Not that there is anything new here. Aside from some clarity as to the amount of the exposure. But really, does anyone expect Canadian banks to have anything that looks remotely like the US banks. Well maybe… maybe not!
CIBC (symbol CM, recent price $88.08) is front and center with the preliminary guess as to the exposure coming in somewhere around $400 million. Some have gone so far as to suggest numbers significantly higher. In the $2 billion range, for the most pessimistic observers.
We’ll know soon enough. CIBC is expected to release quarterly earnings and its dirty laundry on December 6th. And they are not alone. All of the major banks will be reporting over the next three weeks.
Bank of Montreal (symbol BMO, recent price $56.66) will also bear watching. Especially if management adds a sub prime write down on top of an already weakened balance sheet from the oil and gas trading gaffs.

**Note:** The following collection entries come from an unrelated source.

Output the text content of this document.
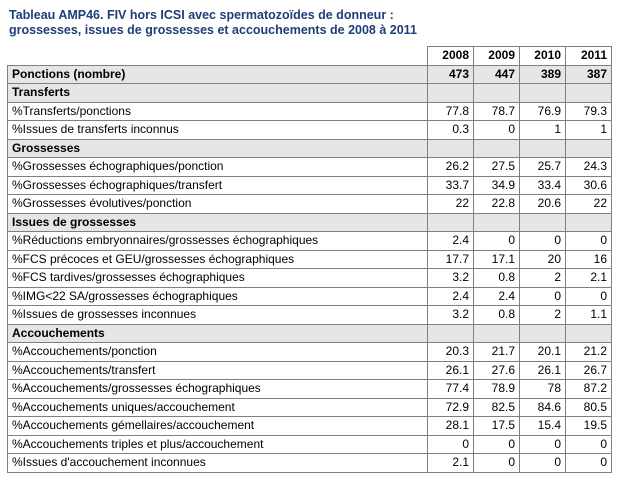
Tableau AMP46. FIV hors ICSI avec spermatozoïdes de donneur :
grossesses, issues de grossesses et accouchements de 2008 à 2011
	2008	2009	2010	2011
Ponctions (nombre)	473	447	389	387
Transferts				
%Transferts/ponctions	77.8	78.7	76.9	79.3
%Issues de transferts inconnus	0.3	0	1	1
Grossesses				
%Grossesses échographiques/ponction	26.2	27.5	25.7	24.3
%Grossesses échographiques/transfert	33.7	34.9	33.4	30.6
%Grossesses évolutives/ponction	22	22.8	20.6	22
Issues de grossesses				
%Réductions embryonnaires/grossesses échographiques	2.4	0	0	0
%FCS précoces et GEU/grossesses échographiques	17.7	17.1	20	16
%FCS tardives/grossesses échographiques	3.2	0.8	2	2.1
%IMG<22 SA/grossesses échographiques	2.4	2.4	0	0
%Issues de grossesses inconnues	3.2	0.8	2	1.1
Accouchements				
%Accouchements/ponction	20.3	21.7	20.1	21.2
%Accouchements/transfert	26.1	27.6	26.1	26.7
%Accouchements/grossesses échographiques	77.4	78.9	78	87.2
%Accouchements uniques/accouchement	72.9	82.5	84.6	80.5
%Accouchements gémellaires/accouchement	28.1	17.5	15.4	19.5
%Accouchements triples et plus/accouchement	0	0	0	0
%Issues d'accouchement inconnues	2.1	0	0	0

Fortunately, or not, depending on whether you are holding the banks, the market is anticipating bad numbers, and has already taken a pound of flesh out of the share prices. To get a handle on this, consider that based on Friday’s closing price, BMO had a dividend yield of 4.59%. CIBC was yielding 4.04%. You would think at these prices the dividend will go a long way to support the stock. Assuming of course that the dividends remain intact, which for the record, I suspect they will.
Longer term, the sell-off while painful, is probably a good thing. At least the market is getting past the uncertainty as to the amount of exposure. Going forward, the real battle will come next year, framed I suspect, by the Christmas retail sales numbers. At issue is how much damage this crisis has done to the US consumer psyche.
It is a genuine concern when you see the extent of the problem. Some of the numbers related to US foreclosures are staggering. In Las Vegas for example, one in every 41 homes are under power of sale. Similar numbers exist in parts of California and Florida. Those are frightening statistics, and you have to wonder how much buying power will be left. Will consumers stop spending in order to reset their personal balance sheets?
All of which brings us back to US retail sales numbers as Americans head into the post Thanksgiving holiday season. How those numbers play out will tell us how much resilience is in the US consumer. And since consumers represent more than 70% of US GDP, that will assist the market in gauging the likelihood of a recession.
Certainly a US recession is not priced into the market. Which is a risk, because it will mean less demand for commodities and lower oil prices. If you accept that our currency and market performance has been driven for the most part on the back of oil and gold, then lower values in those sectors, will likely mean a lower dollar.
At this stage investors have to make an educated guess about the likelihood of a recession. One thing I have learned over many years, the odds are never great when you bet against the US consumer. It never fails to amaze me just how resilient the US consumer is.
If you buy that view, then you have to believe that the Canadian banks are cheap. By almost any metric. If a recession does not come about, then you also have to think that the banks on both sides of the border, will lead the market higher. Just as they have in past market rallies. And with a 4%+ dividend, and my belief that the dividends will remain in place, there should not be a serious downside risk.